So, what happens when you test it on 11 digit numbers? I don’t mean that as a gotcha or “LOL dumb transformer” snark. More like, does the accuracy start to drop as you add digits? Or instead, maybe it’s the transformer equivalent of a stack overflow and it outputs a picture of a burning spoon or something?
And for that matter, what’s it do with 9 digit numbers? Like, is it more accurate with them, or are these little guys mainly good at adding numbers with exactly 10 digits?
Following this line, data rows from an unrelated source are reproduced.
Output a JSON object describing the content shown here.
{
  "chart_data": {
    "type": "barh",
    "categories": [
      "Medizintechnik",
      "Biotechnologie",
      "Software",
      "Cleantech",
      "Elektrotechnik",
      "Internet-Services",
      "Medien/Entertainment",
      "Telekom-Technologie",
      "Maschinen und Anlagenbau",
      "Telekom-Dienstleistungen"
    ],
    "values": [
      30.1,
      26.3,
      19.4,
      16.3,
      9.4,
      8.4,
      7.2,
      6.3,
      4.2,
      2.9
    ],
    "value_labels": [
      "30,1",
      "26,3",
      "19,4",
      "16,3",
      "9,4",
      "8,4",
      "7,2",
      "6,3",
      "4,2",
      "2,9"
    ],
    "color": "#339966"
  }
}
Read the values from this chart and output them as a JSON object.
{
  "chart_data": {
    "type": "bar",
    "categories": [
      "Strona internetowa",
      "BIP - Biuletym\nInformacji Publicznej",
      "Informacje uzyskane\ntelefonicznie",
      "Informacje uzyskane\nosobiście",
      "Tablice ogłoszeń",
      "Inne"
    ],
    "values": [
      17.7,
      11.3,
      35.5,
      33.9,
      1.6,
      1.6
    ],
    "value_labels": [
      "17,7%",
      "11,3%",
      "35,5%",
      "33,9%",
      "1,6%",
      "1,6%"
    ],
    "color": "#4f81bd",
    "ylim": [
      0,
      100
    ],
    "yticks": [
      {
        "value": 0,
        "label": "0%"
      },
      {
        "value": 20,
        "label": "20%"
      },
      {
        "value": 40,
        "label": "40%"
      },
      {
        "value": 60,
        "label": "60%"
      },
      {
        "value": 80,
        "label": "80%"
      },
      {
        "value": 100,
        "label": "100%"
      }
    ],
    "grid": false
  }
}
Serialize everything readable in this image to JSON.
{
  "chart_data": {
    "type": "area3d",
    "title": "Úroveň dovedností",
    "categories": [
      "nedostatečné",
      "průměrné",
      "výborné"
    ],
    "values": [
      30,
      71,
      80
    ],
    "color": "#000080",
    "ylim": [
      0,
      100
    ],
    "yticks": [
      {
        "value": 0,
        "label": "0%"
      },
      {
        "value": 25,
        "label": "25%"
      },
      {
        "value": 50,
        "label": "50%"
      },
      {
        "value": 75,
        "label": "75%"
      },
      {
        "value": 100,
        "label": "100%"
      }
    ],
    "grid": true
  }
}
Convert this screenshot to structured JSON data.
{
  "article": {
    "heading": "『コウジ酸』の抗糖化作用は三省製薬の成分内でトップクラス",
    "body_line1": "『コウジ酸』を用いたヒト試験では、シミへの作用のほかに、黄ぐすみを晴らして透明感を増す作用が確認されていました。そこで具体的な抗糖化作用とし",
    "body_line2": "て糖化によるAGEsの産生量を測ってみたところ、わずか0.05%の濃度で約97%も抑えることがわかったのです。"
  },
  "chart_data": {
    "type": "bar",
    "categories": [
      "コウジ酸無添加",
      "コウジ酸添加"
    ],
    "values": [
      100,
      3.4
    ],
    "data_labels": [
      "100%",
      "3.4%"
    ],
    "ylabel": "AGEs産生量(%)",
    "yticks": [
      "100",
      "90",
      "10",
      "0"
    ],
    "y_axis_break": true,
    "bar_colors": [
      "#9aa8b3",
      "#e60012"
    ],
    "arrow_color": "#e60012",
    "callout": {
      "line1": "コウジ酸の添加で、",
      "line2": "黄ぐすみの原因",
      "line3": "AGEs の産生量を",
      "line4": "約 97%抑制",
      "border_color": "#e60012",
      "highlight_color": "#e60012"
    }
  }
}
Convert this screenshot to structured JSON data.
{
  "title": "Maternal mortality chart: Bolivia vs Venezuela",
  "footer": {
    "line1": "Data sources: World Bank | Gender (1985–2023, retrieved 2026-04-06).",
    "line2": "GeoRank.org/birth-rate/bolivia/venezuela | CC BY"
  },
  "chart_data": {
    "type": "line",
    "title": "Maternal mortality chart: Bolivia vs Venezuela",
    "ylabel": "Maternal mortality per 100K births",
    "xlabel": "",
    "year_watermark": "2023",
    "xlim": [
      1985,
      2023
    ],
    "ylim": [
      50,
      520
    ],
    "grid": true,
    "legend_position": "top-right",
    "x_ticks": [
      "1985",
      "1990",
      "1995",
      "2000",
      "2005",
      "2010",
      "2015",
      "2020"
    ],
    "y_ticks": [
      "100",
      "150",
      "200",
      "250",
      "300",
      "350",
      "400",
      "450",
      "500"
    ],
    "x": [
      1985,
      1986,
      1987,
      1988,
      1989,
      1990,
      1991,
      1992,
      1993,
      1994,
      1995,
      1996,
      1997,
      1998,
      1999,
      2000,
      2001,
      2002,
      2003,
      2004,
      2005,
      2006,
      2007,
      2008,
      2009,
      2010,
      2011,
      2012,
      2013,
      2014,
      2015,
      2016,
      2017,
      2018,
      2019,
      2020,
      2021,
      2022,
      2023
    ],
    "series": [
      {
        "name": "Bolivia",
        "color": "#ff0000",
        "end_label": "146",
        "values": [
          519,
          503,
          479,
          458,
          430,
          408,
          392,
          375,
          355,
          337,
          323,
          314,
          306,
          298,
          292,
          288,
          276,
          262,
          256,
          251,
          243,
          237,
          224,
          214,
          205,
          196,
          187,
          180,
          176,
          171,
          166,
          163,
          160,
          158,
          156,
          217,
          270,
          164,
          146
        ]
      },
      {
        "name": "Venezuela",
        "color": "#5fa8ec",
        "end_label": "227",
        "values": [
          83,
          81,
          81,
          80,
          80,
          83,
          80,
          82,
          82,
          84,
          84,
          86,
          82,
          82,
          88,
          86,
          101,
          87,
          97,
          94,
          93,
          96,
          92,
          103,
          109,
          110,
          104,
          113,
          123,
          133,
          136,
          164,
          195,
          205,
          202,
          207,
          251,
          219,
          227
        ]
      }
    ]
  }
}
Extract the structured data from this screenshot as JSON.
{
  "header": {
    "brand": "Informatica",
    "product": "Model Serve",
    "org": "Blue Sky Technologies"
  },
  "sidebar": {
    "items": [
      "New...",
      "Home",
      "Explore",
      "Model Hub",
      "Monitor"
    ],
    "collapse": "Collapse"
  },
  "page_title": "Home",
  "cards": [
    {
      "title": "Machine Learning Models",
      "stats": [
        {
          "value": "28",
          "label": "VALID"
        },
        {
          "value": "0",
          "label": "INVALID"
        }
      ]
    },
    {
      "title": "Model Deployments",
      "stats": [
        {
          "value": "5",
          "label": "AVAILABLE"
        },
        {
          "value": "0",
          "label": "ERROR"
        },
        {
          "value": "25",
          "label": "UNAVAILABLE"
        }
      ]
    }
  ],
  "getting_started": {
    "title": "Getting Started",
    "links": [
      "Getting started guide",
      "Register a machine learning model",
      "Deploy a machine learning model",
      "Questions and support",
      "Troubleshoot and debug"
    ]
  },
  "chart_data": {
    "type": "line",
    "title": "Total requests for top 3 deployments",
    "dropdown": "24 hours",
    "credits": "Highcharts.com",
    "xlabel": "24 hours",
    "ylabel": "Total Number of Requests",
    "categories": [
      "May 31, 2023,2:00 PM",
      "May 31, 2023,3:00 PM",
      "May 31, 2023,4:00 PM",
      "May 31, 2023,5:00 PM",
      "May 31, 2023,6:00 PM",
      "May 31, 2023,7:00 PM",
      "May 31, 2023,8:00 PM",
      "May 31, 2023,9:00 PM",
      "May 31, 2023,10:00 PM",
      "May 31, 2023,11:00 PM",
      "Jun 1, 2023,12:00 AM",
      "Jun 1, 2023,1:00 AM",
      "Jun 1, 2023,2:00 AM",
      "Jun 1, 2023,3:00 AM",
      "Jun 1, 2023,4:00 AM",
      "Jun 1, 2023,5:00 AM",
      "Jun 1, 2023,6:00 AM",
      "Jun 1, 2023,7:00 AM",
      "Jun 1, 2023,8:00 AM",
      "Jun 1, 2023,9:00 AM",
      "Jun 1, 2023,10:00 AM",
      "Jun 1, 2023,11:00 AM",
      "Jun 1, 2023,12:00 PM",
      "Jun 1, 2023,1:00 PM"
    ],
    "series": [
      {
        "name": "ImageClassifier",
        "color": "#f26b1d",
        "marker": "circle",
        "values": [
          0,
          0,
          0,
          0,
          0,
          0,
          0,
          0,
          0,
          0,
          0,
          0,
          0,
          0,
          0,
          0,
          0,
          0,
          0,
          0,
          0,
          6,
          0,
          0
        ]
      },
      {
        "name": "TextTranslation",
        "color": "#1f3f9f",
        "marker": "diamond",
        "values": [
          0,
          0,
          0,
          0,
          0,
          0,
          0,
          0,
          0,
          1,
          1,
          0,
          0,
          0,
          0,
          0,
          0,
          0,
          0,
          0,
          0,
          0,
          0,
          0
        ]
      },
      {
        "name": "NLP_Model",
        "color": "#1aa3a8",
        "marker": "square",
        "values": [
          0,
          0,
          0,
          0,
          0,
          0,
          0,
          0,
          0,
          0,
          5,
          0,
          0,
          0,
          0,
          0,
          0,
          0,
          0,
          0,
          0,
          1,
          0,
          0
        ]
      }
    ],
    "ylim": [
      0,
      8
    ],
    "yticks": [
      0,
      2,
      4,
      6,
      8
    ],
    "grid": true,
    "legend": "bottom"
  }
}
Basically, are the failures modes a gentle increase in inaccuracy, or spectacle failure outside their parameters?
One major limitation of the LLM architecture is that even the failure mode varies unpredictably between inputs.
The set of 11-digit numbers with any given failure mode (or even successful output) has no discernable pattern, merely whatever randomness the training process baked into the model.
You can't predict ahead of time when they will fail spectacularly, nor draw a clear boundary around the failure cases. And early major example of this were the "glitch tokens" introduced into most LLMs by training on reddit data.
But there is an "in general"/"average failure rate across all inputs of a given size" answer: LLMs performance drops off a cliff once the input reaches too much complexity. (A "┐" shaped curve) In contrast to humans, where you can ask a child to add two N-digit numbers and the error rate will be approximately linear to N.
Most humans struggle to compute 10 digit stuff. They use tools instead. Can LLM learn to use calculator? Sorry if that is a stupid question. Maybe brains are not well suited for calculations natively.
Depends on how the transformer has been trained. If it has seen 11 digit examples while training it might work, else the input will be out of distribution and it will respond with a nonsensical number.
For instance the current high score model (311 params [0]), when given 12345678900 + 1, responds with 96913456789.
An interesting experiment would be: what's the minimum number of parameters required to handle unbounded addition (without offloading it to tool calls).
Of course memory constraints would preclude such an experiment. And so a sensible proxy would be: what kind of neural-net architecture and training would allow a model to handle numbers lengths it hasn't been trained on. I suspect, this may be not be possible.